With the selected completion minor amounts of produced sand are expected for C&P completions during the first 15-20 years of field-life, beyond which manageable amounts of transient sand are expected for remaining production lifetime. A sand management plan has been developed, to ensure the facilities and personnel are prepared and able to manage sand, in these high rate gas wells.

At the end of this presentation, you will see that cased and perforated completions are a sound form of sand control completion, optimizing production and minimizing risk.

Biography: 

Mike Gunningham,
Sakhalin Energy Investment Company,
Production Technology Discipline Head

Mike graduated from Bradford University with a Chemical Engineering degree before completing his MSc in Petroleum Engineering at Imperial College. He has worked for Shell for over 20 years, based mainly in Holland, while working all over the world on numerous projects (Bonga, Nigeria NLG, Brunei, Miri, Muscat, GOM, Canada, Brazil, New Zealand, and half of the North Sea).

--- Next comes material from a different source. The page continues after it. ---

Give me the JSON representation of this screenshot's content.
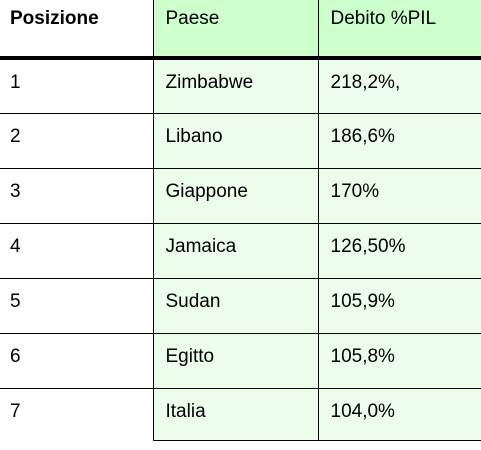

Mike has been a Production Technologist for most of his career working in Sand Control Completions Research & Development, developing the Ameland Gas Field, Course Director at the Shell Learning Centre, Produce the Limit Consultant and recently as the Sakhalin Energy’s Production Technology Discipline Head.  Mike has also been a member of the SPE Netherlands Board for over 8 years, acting as Programme Chair and Board Chair. Recently, he was Director at Large for SPE Sakhalin.